CONSTITUTION DU 4 OCTOBRE 1958

QUINZIÈME LÉGISLATURE

Enregistré à la Présidence de l’Assemblée nationale le 7 décembre 2021.

PROPOSITION DE LOI

visant à augmenter le salaire minimum interprofessionnel de croissance et à ouvrir une conférence nationale sur les salaires,

(Renvoyée à la commission des affaires sociales, à défaut de constitution d’une commission spéciale
dans les délais prévus par les articles 30 et 31 du Règlement.),

présentée par Mesdames et Messieurs

Gérard LESEUL, Valérie RABAULT, Olivier FAURE, Joël AVIRAGNET, Marie‑Noëlle BATTISTEL, Gisèle BIÉMOURET, Jean‑Louis BRICOUT, Alain DAVID, Laurence DUMONT, Lamia EL AARAJE, Guillaume GAROT, David HABIB, Christian HUTIN, Chantal JOURDAN, Régis JUANICO, Marietta KARAMANLI, Jérôme LAMBERT, Josette MANIN, Philippe NAILLET, Christine PIRES BEAUNE, Dominique POTIER, Claudia ROUAUX, Isabelle SANTIAGO, Hervé SAULIGNAC, Sylvie TOLMONT, Cécile UNTERMAIER, Hélène VAINQUEUR‑CHRISTOPHE, Boris VALLAUD, Michèle VICTORY,  

députés.

 

 


1

EXPOSÉ DES MOTIFS

Mesdames, Messieurs,

En 2021, dans la 5e puissance économique du monde, ne pas pouvoir vivre dignement de son travail est inacceptable.
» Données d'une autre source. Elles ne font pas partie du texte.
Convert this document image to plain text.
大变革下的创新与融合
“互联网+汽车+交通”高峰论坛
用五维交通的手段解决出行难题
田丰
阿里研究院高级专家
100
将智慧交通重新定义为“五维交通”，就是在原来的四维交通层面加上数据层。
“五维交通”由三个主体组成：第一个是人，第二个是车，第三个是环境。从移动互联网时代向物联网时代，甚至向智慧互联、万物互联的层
C’est pourtant la réalité pour des millions de nos concitoyennes et concitoyens qui peinent à « joindre les deux bouts ».

Loin des obsessions identitaires et réactionnaires de quelques‑uns, le pouvoir d’achat et de vivre sont les premiers sujets de préoccupation des Françaises et des Français avec la santé.

Le mouvement des Gilets jaunes qui a traversé la France à partir de l’automne 2019 résonne toujours comme un cri d’alerte sur la première des injustices de notre pays : celle de ne pas pouvoir vivre dignement de son travail.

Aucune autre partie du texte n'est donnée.